We started with a text of Scripture, Matthew 12:36. This is because, as Christians, we base our claims of truth on the Word. Christians must have a different philosophy of words than the secular culture around us. Our philosophy of language informs how we approach Scripture. Scripture is the authority over our lives, not something that can be manipulated for our own ends. At The Master’s Seminary, students invest a myriad of hours studying the original text, not so we can throw a few Greek words into a sermon, but so that we can understand the connection between the words of Scripture and their meaning. Pastors must be students of the Bible’s original languages so they can understand how the Biblical authors used language to communicate meaning.

Words represent meaning. Even more precisely, words represent categories and distinction. For example, the English word marriage tells us not only that this institution exists, but it also creates an exclusive category. One cannot be both married and unmarried at the same time. Additionally, the meaning of marriage is Biblically defined as the union between one man and one woman. The definition of the word reflects how one perceives the category. However, our culture today is attempting to blur categories. The male and female categories are now supposedly flexible and open to interpretation. Therefore, male and female, or one might even say masculinity and femininity, no longer have categorical definition. They can mean whatever you want them to mean, meaning that they mean nothing.

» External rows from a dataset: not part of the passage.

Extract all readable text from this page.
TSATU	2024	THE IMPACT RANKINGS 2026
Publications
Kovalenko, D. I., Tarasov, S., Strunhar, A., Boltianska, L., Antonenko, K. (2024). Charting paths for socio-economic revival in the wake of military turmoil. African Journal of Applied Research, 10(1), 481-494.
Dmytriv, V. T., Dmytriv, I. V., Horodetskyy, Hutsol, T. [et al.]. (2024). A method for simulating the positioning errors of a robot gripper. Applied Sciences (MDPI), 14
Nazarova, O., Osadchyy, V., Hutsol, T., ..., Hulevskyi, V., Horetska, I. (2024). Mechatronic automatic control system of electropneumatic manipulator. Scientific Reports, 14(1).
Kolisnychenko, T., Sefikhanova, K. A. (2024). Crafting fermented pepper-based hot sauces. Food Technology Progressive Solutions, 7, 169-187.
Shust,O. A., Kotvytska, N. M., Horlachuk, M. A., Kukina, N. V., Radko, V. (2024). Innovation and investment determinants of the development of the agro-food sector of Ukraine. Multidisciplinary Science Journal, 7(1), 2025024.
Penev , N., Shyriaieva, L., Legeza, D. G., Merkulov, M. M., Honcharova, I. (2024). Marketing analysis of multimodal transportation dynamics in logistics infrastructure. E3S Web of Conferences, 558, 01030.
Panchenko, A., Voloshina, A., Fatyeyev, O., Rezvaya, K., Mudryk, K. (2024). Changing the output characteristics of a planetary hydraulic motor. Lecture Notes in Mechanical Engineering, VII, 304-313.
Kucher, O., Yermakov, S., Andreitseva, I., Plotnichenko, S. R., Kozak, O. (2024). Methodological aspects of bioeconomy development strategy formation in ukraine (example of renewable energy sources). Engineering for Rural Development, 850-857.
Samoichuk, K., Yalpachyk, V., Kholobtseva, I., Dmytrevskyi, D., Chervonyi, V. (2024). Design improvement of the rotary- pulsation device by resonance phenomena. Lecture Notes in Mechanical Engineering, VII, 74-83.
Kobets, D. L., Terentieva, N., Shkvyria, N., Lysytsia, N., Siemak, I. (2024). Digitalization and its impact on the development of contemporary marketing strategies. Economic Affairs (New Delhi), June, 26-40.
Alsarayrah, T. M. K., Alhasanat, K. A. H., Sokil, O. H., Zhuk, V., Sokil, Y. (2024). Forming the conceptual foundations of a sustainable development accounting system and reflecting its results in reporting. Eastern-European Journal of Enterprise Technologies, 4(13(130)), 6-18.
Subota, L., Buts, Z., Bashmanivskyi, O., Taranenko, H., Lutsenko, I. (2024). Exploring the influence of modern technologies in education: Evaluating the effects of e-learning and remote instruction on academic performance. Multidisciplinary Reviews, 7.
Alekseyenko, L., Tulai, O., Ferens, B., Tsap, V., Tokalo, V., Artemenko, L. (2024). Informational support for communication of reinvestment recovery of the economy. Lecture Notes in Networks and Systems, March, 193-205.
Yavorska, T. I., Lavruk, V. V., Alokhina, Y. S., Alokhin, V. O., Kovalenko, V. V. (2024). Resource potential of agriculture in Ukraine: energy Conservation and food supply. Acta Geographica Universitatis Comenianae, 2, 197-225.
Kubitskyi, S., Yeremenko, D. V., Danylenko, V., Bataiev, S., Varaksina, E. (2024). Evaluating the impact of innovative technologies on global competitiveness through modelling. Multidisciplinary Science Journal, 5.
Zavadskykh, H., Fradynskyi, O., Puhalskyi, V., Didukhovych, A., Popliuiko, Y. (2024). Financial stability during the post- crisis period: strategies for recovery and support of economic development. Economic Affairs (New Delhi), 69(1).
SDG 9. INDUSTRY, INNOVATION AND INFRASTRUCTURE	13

But if I may go back to the opening quotation of Matthew 12:36, one key word in this text is the translated English word careless. This is a helpful translation of the original Greek, which has the inherent idea of useless, worthless, unproductive. Jesus, in this text, is not primarily warning against foul language, though that would also be included. Jesus is condemning the Pharisees for their use of words. Our culture today has something in common with the Pharisees of Jesus’ time. Both believe that they can twist truth to their own liking. The Pharisees, who were plotting to kill Jesus, maliciously blasphemed Jesus using words to twist reality to their own worldview. They would not accept the authority of Jesus and so distorted something as wonderful as Jesus’ work of healing to the work of Satan.

For a time, culture can play word games. Culture can attempt to squelch the relationship between words and their meaning, nothing but an attempt to destroy Biblical categories. But this is futility, “For by your words you will be justified, and by your words you will be condemned” (Matt. 12:37).

For further study on this area, I would point you to a couple of resources. For a quick read, take a look at Dr. Albert Mohler’s connection between words, preaching, and confessions of faith at: https://albertmohler.com/2015/03/11/the-integrity-of-words-and-our-confession-of-faith. For a more comprehensive look, Dr. Erwin Lutzer’s book, We Will Not Be Silenced, expounds on the ramifications of culture’s assault on language and truth.